Verify computationally that if \(\mathbf{A}=\mathbf{L}\mathbf{U}\) is the LU factorization, then the elements of \(\mathbf{L}\), \(\mathbf{U}\), \(\mathbf{L}^{-1}\), and \(\mathbf{U}^{-1}\) are all integers. Do not rely just on visual inspection of the numbers; perform a more definitive test.
⌨ Function 2.4.6 factors \(\mathbf{A}=\mathbf{L}\mathbf{U}\) in such a way that \(\mathbf{L}\) is a unit lower triangular matrix—that is, has all ones on the diagonal. It is also possible to define the factorization so that \(\mathbf{U}\) is a unit upper triangular matrix instead. Write a function lufact2 that uses Function 2.4.6 without modification to produce this version of the factorization. (Hint: Begin with the standard LU factorization of \(\mathbf{A}^T\).) Demonstrate on a nontrivial \(4\times 4\) example.
When computing the determinant of a matrix by hand, it’s common to use cofactor expansion and apply the definition recursively. But this is terribly inefficient as a function of the matrix size.
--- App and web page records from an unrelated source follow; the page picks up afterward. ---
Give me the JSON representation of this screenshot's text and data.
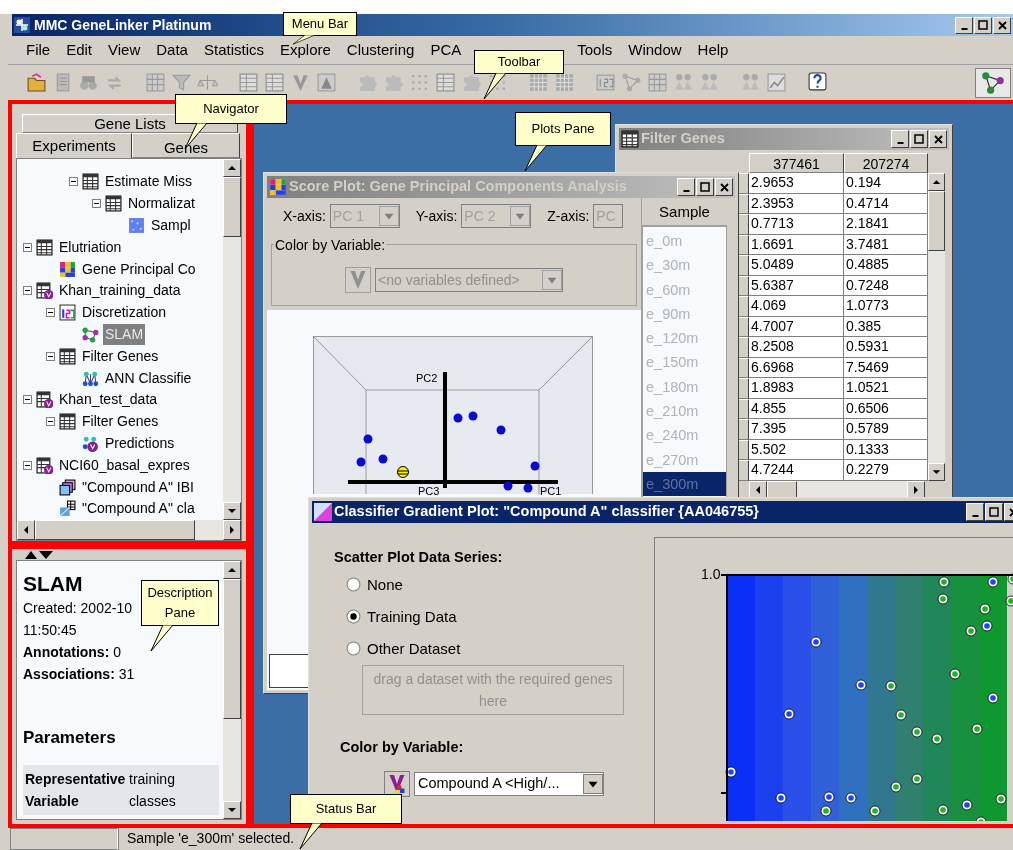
{
  "window": {
    "title": "MMC GeneLinker Platinum"
  },
  "menu": [
    {
      "label": "File"
    },
    {
      "label": "Edit"
    },
    {
      "label": "View"
    },
    {
      "label": "Data"
    },
    {
      "label": "Statistics"
    },
    {
      "label": "Explore"
    },
    {
      "label": "Clustering"
    },
    {
      "label": "PCA"
    },
    {
      "label": "Tools"
    },
    {
      "label": "Window"
    },
    {
      "label": "Help"
    }
  ],
  "callouts": [
    {
      "text": "Menu Bar"
    },
    {
      "text": "Toolbar"
    },
    {
      "text": "Navigator"
    },
    {
      "text": "Plots Pane"
    },
    {
      "text": "Description Pane"
    },
    {
      "text": "Status Bar"
    }
  ],
  "navigator": {
    "tabs": [
      {
        "label": "Gene Lists",
        "selected": false
      },
      {
        "label": "Experiments",
        "selected": true
      },
      {
        "label": "Genes",
        "selected": false
      }
    ],
    "tree": [
      {
        "children": [
          {
            "children": [
              {
                "label": "Estimate Miss",
                "kind": "table",
                "expanded": true,
                "selected": false,
                "children": [
                  {
                    "label": "Normalizat",
                    "kind": "table",
                    "expanded": true,
                    "selected": false,
                    "children": [
                      {
                        "label": "Sampl",
                        "kind": "heatmap",
                        "selected": false
                      }
                    ]
                  }
                ]
              }
            ]
          }
        ]
      },
      {
        "label": "Elutriation",
        "kind": "table",
        "expanded": true,
        "selected": false,
        "children": [
          {
            "label": "Gene Principal Co",
            "kind": "pca",
            "selected": false
          }
        ]
      },
      {
        "label": "Khan_training_data",
        "kind": "variable-table",
        "expanded": true,
        "selected": false,
        "children": [
          {
            "label": "Discretization",
            "kind": "numbers",
            "expanded": true,
            "selected": false,
            "children": [
              {
                "label": "SLAM",
                "kind": "network",
                "selected": true
              }
            ]
          },
          {
            "label": "Filter Genes",
            "kind": "table",
            "expanded": true,
            "selected": false,
            "children": [
              {
                "label": "ANN Classifie",
                "kind": "ann",
                "selected": false
              }
            ]
          }
        ]
      },
      {
        "label": "Khan_test_data",
        "kind": "variable-table",
        "expanded": true,
        "selected": false,
        "children": [
          {
            "label": "Filter Genes",
            "kind": "table",
            "expanded": true,
            "selected": false,
            "children": [
              {
                "label": "Predictions",
                "kind": "prediction",
                "selected": false
              }
            ]
          }
        ]
      },
      {
        "label": "NCI60_basal_expres",
        "kind": "variable-table",
        "expanded": true,
        "selected": false,
        "children": [
          {
            "label": "\"Compound A\" IBI",
            "kind": "stack",
            "selected": false
          },
          {
            "label": "\"Compound A\" cla",
            "kind": "classifier",
            "selected": false
          }
        ]
      }
    ]
  },
  "description": {
    "title": "SLAM",
    "lines": [
      "Created: 2002-10",
      "11:50:45",
      "**Annotations:** 0",
      "**Associations:** 31"
    ],
    "section": "Parameters",
    "params": [
      {
        "name": "Representative Variable",
        "value": "training classes"
      }
    ]
  },
  "filter_genes": {
    "title": "Filter Genes",
    "active": false,
    "columns": [
      "377461",
      "207274"
    ],
    "rows": [
      [
        "2.9653",
        "0.194"
      ],
      [
        "2.3953",
        "0.4714"
      ],
      [
        "0.7713",
        "2.1841"
      ],
      [
        "1.6691",
        "3.7481"
      ],
      [
        "5.0489",
        "0.4885"
      ],
      [
        "5.6387",
        "0.7248"
      ],
      [
        "4.069",
        "1.0773"
      ],
      [
        "4.7007",
        "0.385"
      ],
      [
        "8.2508",
        "0.5931"
      ],
      [
        "6.6968",
        "7.5469"
      ],
      [
        "1.8983",
        "1.0521"
      ],
      [
        "4.855",
        "0.6506"
      ],
      [
        "7.395",
        "0.5789"
      ],
      [
        "5.502",
        "0.1333"
      ],
      [
        "4.7244",
        "0.2279"
      ]
    ]
  },
  "score_plot": {
    "title": "Score Plot: Gene Principal Components Analysis",
    "active": false,
    "axes": [
      {
        "label": "X-axis:",
        "value": "PC 1"
      },
      {
        "label": "Y-axis:",
        "value": "PC 2"
      },
      {
        "label": "Z-axis:",
        "value": "PC"
      }
    ],
    "color_group": {
      "legend": "Color by Variable:",
      "value": "<no variables defined>",
      "disabled": true
    },
    "axis_labels": [
      "PC2",
      "PC3",
      "PC1"
    ],
    "sample_list": {
      "header": "Sample",
      "disabled": true,
      "items": [
        {
          "label": "e_0m",
          "selected": false
        },
        {
          "label": "e_30m",
          "selected": false
        },
        {
          "label": "e_60m",
          "selected": false
        },
        {
          "label": "e_90m",
          "selected": false
        },
        {
          "label": "e_120m",
          "selected": false
        },
        {
          "label": "e_150m",
          "selected": false
        },
        {
          "label": "e_180m",
          "selected": false
        },
        {
          "label": "e_210m",
          "selected": false
        },
        {
          "label": "e_240m",
          "selected": false
        },
        {
          "label": "e_270m",
          "selected": false
        },
        {
          "label": "e_300m",
          "selected": true
        }
      ]
    }
  },
  "classifier": {
    "title": "Classifier Gradient Plot: \"Compound A\" classifier {AA046755}",
    "active": true,
    "series_label": "Scatter Plot Data Series:",
    "options": [
      {
        "label": "None",
        "selected": false
      },
      {
        "label": "Training Data",
        "selected": true
      },
      {
        "label": "Other Dataset",
        "selected": false
      }
    ],
    "drop_hint": "drag a dataset with the required genes here",
    "color_label": "Color by Variable:",
    "color_value": "Compound A <High/...",
    "y_tick": "1.0"
  },
  "status_bar": {
    "text": "Sample 'e_300m' selected."
  }
}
(a) ✍ Explain using determinant properties why, if \(\mathbf{A}=\mathbf{L}\mathbf{U}\) is an LU factorization,

\[ \det(\mathbf{A}) = U_{11}U_{22}\cdots U_{nn}=\prod_{i=1}^n U_{ii}.\]

(b) ⌨ Using the result of part (a), write a function determinant(A) that computes the determinant using Function 2.4.6. Test your function on at least two nontriangular \(5\times 5\) matrices, comparing your result to the result of the standard det function.